A central idea was to create monitorable sustainability evidence by identifying indicators, collecting or sourcing data, building a database and display method, and translating findings into public information products. In principle, the concept made sense and wasn’t new. It sought to connect sustainability priorities, monitoring, public awareness, and stakeholder action.

The concept was at a very early stage. Important practical questions were not yet resolved. It was unclear which data would actually exist, which institutions would share them, where new data would need to be created through surveys or research, what technical and staffing capacity would be needed to manage the system, and how such a model could realistically be operated. Some ambitions were attractive at the level of vision, but not yet grounded in a realistic delivery structure.

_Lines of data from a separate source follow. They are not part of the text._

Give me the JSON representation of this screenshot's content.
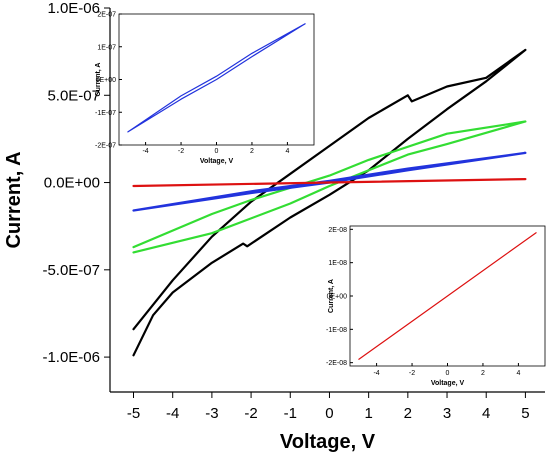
{
  "chart_data": [
    {
      "type": "line",
      "xlabel": "Voltage, V",
      "ylabel": "Current, A",
      "xlim": [
        -5.6,
        5.5
      ],
      "ylim": [
        -1.2e-06,
        1e-06
      ],
      "x_ticks": [
        "-5",
        "-4",
        "-3",
        "-2",
        "-1",
        "0",
        "1",
        "2",
        "3",
        "4",
        "5"
      ],
      "y_ticks": [
        "1.0E-06",
        "5.0E-07",
        "0.0E+00",
        "-5.0E-07",
        "-1.0E-06"
      ],
      "grid": false,
      "series": [
        {
          "color": "#000000",
          "values": [
            [
              -5,
              -9.9e-07
            ],
            [
              -4.5,
              -7.6e-07
            ],
            [
              -4,
              -6.3e-07
            ],
            [
              -3,
              -4.6e-07
            ],
            [
              -2.2,
              -3.5e-07
            ],
            [
              -2.1,
              -3.65e-07
            ],
            [
              -1,
              -2e-07
            ],
            [
              0,
              -7e-08
            ],
            [
              1,
              7e-08
            ],
            [
              2,
              2.5e-07
            ],
            [
              3,
              4.2e-07
            ],
            [
              4,
              5.8e-07
            ],
            [
              5,
              7.6e-07
            ],
            [
              4,
              6e-07
            ],
            [
              3,
              5.5e-07
            ],
            [
              2.1,
              4.65e-07
            ],
            [
              2,
              5e-07
            ],
            [
              1,
              3.7e-07
            ],
            [
              0,
              2.1e-07
            ],
            [
              -1,
              5e-08
            ],
            [
              -2,
              -1.1e-07
            ],
            [
              -3,
              -3.1e-07
            ],
            [
              -4,
              -5.6e-07
            ],
            [
              -5,
              -8.4e-07
            ]
          ]
        },
        {
          "color": "#33dd33",
          "values": [
            [
              -5,
              -4e-07
            ],
            [
              -3,
              -2.9e-07
            ],
            [
              -1,
              -1.2e-07
            ],
            [
              0,
              -2e-08
            ],
            [
              2,
              1.6e-07
            ],
            [
              3,
              2.2e-07
            ],
            [
              5,
              3.5e-07
            ],
            [
              3,
              2.8e-07
            ],
            [
              1,
              1.3e-07
            ],
            [
              0,
              4e-08
            ],
            [
              -2,
              -1e-07
            ],
            [
              -3,
              -1.8e-07
            ],
            [
              -5,
              -3.7e-07
            ]
          ]
        },
        {
          "color": "#2233dd",
          "values": [
            [
              -5,
              -1.6e-07
            ],
            [
              -2,
              -6e-08
            ],
            [
              0,
              0
            ],
            [
              2,
              7e-08
            ],
            [
              5,
              1.7e-07
            ],
            [
              2,
              8e-08
            ],
            [
              0,
              1e-08
            ],
            [
              -2,
              -5e-08
            ],
            [
              -5,
              -1.6e-07
            ]
          ]
        },
        {
          "color": "#dd1111",
          "values": [
            [
              -5,
              -2e-08
            ],
            [
              0,
              0
            ],
            [
              5,
              2e-08
            ]
          ]
        }
      ]
    },
    {
      "type": "line",
      "xlabel": "Voltage, V",
      "ylabel": "Current, A",
      "xlim": [
        -5.5,
        5.5
      ],
      "ylim": [
        -2e-07,
        2e-07
      ],
      "x_ticks": [
        "-4",
        "-2",
        "0",
        "2",
        "4"
      ],
      "y_ticks": [
        "2E-07",
        "1E-07",
        "0E+00",
        "-1E-07",
        "-2E-07"
      ],
      "grid": false,
      "series": [
        {
          "color": "#2233dd",
          "values": [
            [
              -5,
              -1.6e-07
            ],
            [
              -2,
              -6e-08
            ],
            [
              0,
              0
            ],
            [
              2,
              7e-08
            ],
            [
              5,
              1.7e-07
            ],
            [
              2,
              8e-08
            ],
            [
              0,
              1e-08
            ],
            [
              -2,
              -5e-08
            ],
            [
              -5,
              -1.6e-07
            ]
          ]
        }
      ]
    },
    {
      "type": "line",
      "xlabel": "Voltage, V",
      "ylabel": "Current, A",
      "xlim": [
        -5.5,
        5.5
      ],
      "ylim": [
        -2.1e-08,
        2.1e-08
      ],
      "x_ticks": [
        "-4",
        "-2",
        "0",
        "2",
        "4"
      ],
      "y_ticks": [
        "2E-08",
        "1E-08",
        "0E+00",
        "-1E-08",
        "-2E-08"
      ],
      "grid": false,
      "series": [
        {
          "color": "#dd1111",
          "values": [
            [
              -5,
              -1.9e-08
            ],
            [
              0,
              0
            ],
            [
              5,
              1.9e-08
            ]
          ]
        }
      ]
    }
  ]
}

What was needed was not simply a more polished presentation of the concept, but a revision that would make the hidden complexity visible. That meant mapping into a roadmap what the organisation wanted to achieve against what would be required to do it in practice.

My role

I developed a roadmap framework that translated the broad idea into a more structured planning logic. The purpose was not only to organise the concept, but to diagnose its feasibility on paper and lay out what implementation steps are required. I used the roadmap to clarify what the original ambitions would actually require in terms of systems, roles, resources, dependencies, and sequencing. In effect, I helped move the conversation from aspiration to implementation reality.

What I did

I turned a broad vision into a more structured roadmap by:

  • mapping intended outcomes, outputs, actions, dependencies, risks, and resource needs into one planning framework
  • making visible the missing links between the vision and what an indicator monitoring tool would require in practice
  • clarifying the minimum delivery requirements behind the ambition, including data access, survey capability, software and visualisation needs, institutional cooperation, and internal staffing capacity
  • showing that the aspired model was not a single product, but a chain of interdependent systems that would require sustained technical and organisational support from various stakeholders beyond the organisation
  • using the roadmap to distinguish between what was already possible with existing strengths and what would depend on capacities not yet available
  • creating a more structured basis for strategic discussion, so leadership could see where the original concept was too broad, too under-specified, or too resource-intensive for development

Outcome

The roadmap did not become a final programme in itself. Its value was diagnostic. It made visible how complex the original ambition would be to deliver and helped clarify that the organisation’s more realistic starting point lay elsewhere.

What this case shows

This case shows my ability to use programme architecture as a diagnostic tool, not just a design exercise. It demonstrates how I work when an organisation has a strong idea but has not yet translated it into operational reality. Before simply developing the expected concept further, I mapped the missing systems, exposed the hidden complexity, and helped clarify what would actually be required to deliver it.

It also shows a broader pattern in my work: I do not only build frameworks. I also stress-test ambitions, identify capability gaps, and help organisations distinguish between what is attractive in theory and what is feasible in practice.